Iniziate ad informarvi, se già non ne siete a conoscenza, sui maggiori produttori della vostra zona, i più famosi sono per definizione conosciuti, ma cercate anche tra i piccoli viticoltori. Spesso si trovano, a buon prezzo, dei vini che sono solo di poco inferiori a quelli che magari costano sette o otto volte tanto.

Ancora, il vostro enotecario di fiducia potrà aiutarvi.

Iniziate con un’etichetta di bianco ed una di rosso, di due produttori diversi possibilmente, così da avere già almeno una conoscenza del nome e della zona di produzione.

Se la stagione lo consente potreste anche provare a fare una visita direttamente in cantina, molti viticoltori accettano, su prenotazione, visite nelle loro vigne ed in genere sono disposti anche a vendere qualche bottiglia di vino.

Potrete così guardare i posti dove viene fatto proprio il vino che, magari la sera stessa, andrete a stappare e potrete raccontare qualcosa in più durante la cena.

Non dimenticate di scrivere sul vostro quaderno i dati importanti delle bottiglie che avete comprato, questo vi servirà anche per ricordarvi, più avanti, quel certo tipo di vino di quale denominazione fa parte.

Non andate necessariamente a cercare bottiglie DOCG, non è così automatico che la qualità sia migliore rispetto ad una DOC.

La differenza tra i due tipi di denominazione non sta solo nel disciplinare, più ristretto per la Garantita, ma soprattutto nella serietà del produttore: ricordatevi che Bolgheri, fino ad un decennio fa, era una semplice IGT Toscana!.

Acquistare vino della propria regione, e magari di un piccolo produttore, vi consentirà di avere un’idea di quello che si produce attorno a voi, e magari provate a fare un confronto comparativo tra due produttori della stessa tipologia di vino.

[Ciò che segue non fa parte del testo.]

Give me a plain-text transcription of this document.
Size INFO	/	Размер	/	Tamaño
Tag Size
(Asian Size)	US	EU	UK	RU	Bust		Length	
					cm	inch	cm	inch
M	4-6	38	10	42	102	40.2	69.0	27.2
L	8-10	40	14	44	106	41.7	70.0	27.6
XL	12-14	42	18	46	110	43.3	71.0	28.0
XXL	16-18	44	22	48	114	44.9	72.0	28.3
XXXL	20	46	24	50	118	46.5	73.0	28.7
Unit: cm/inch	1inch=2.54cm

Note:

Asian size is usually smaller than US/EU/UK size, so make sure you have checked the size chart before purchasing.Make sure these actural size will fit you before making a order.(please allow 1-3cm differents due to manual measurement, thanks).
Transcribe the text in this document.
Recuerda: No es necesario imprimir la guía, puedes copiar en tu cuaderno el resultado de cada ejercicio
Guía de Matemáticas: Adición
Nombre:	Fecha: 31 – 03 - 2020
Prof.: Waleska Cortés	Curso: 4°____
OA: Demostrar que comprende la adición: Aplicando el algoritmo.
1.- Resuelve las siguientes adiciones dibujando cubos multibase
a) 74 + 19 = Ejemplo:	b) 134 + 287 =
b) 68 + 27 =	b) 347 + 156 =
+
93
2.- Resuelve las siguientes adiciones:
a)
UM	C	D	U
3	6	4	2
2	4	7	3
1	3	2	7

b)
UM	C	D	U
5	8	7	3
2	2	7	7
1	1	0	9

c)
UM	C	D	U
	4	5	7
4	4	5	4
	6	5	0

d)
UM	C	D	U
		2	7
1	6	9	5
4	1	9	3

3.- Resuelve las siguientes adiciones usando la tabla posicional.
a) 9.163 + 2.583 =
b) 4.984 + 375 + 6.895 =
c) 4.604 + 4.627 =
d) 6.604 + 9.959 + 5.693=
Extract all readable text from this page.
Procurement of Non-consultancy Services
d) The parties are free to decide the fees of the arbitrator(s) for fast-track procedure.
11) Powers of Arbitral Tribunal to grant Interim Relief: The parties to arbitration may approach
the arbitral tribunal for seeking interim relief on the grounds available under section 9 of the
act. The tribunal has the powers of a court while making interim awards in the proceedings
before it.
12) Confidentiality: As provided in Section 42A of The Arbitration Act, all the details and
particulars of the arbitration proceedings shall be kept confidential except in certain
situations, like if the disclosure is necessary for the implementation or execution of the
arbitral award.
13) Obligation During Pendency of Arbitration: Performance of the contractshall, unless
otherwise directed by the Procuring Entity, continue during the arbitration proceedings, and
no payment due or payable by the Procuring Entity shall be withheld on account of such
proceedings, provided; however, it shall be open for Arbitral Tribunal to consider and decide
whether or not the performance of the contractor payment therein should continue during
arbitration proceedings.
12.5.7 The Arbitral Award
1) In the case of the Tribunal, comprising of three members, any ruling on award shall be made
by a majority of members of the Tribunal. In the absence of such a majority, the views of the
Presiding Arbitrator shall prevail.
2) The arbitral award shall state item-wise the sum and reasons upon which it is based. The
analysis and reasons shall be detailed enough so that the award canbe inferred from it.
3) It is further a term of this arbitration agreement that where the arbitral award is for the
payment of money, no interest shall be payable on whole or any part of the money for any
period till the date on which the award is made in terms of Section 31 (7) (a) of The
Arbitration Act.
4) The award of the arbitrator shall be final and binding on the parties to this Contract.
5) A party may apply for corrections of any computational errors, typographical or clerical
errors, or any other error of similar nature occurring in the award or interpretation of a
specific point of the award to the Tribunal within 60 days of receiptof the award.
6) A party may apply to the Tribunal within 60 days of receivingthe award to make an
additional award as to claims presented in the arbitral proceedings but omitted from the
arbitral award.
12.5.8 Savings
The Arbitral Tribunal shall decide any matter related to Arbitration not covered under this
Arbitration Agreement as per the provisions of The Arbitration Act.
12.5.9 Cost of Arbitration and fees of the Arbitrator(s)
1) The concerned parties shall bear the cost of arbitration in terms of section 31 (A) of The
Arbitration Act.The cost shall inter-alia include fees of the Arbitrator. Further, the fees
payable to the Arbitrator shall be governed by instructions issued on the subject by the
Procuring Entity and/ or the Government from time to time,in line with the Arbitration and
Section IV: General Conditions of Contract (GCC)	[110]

Non sempre si sentono le differenze, ma se il viticoltore ha lavorato bene queste ci sono, anche se magari sono leggere e poco evidenti a chi non ha ancora molto allenamento.

Chiedete di avere non un solito vino industriale, quello potrete comprarlo al supermercato, ma mettete qualche euro in più nel vostro budget ed iniziate fin da subito a ricercare qualcosa di diverso.

Non è necessario andare a scovare la bottiglia da vitigno autoctono, potrebbe anche non piacervi subito. Se invece nella vostra regione si produce molto Cabernet-Sauvignon, compratene una bottiglia, o magari due da produttori diversi, come dicevo poco sopra.

Inoltre, avere a questo punto vini con cinque o sei anni di affinamento, o vini che potrebbero essere buoni tra quattro anni, è perfettamente inutile.

Scegliete vini dell’anno passato o al massimo di due anni, ci sarà tempo per iniziare a comprare bottiglie con più di dieci anni.

Quando le comprate, chiedete al negoziante da quanto tempo sono in enoteca.

Nelle enoteche gli scaffali e l’ambiente sono studiati per non far soffrire al vino eventuali sbalzi di umidità o di temperatura, ma se è molto tempo che sono in piedi, posizione tipica per le enoteche, il tappo potrebbe essersi seccato, specialmente se il produttore non ha potuto investire un paio di decine di centesimi in più per tappi di prima qualità.

Se il tappo si secca, diminuisce di volume e non garantisce più una chiusura ermetica, lasciando passare più aria del necessario. A questo punto, se voi a casa nel vostro scaffale, riponete la bottiglia coricata, come dovrebbe essere, dovrete ruotarla almeno un paio di volte a settimana, per consentire al tappo di bagnarsi di nuovo e riacquistare volume ed elasticità.

Se invece avete intenzione di bere la bottiglia entro due, tre giorni, potete tranquillamente metterla sdraiata nella vostra cantinetta; il periodo è troppo breve per far rovinare il vostro vino.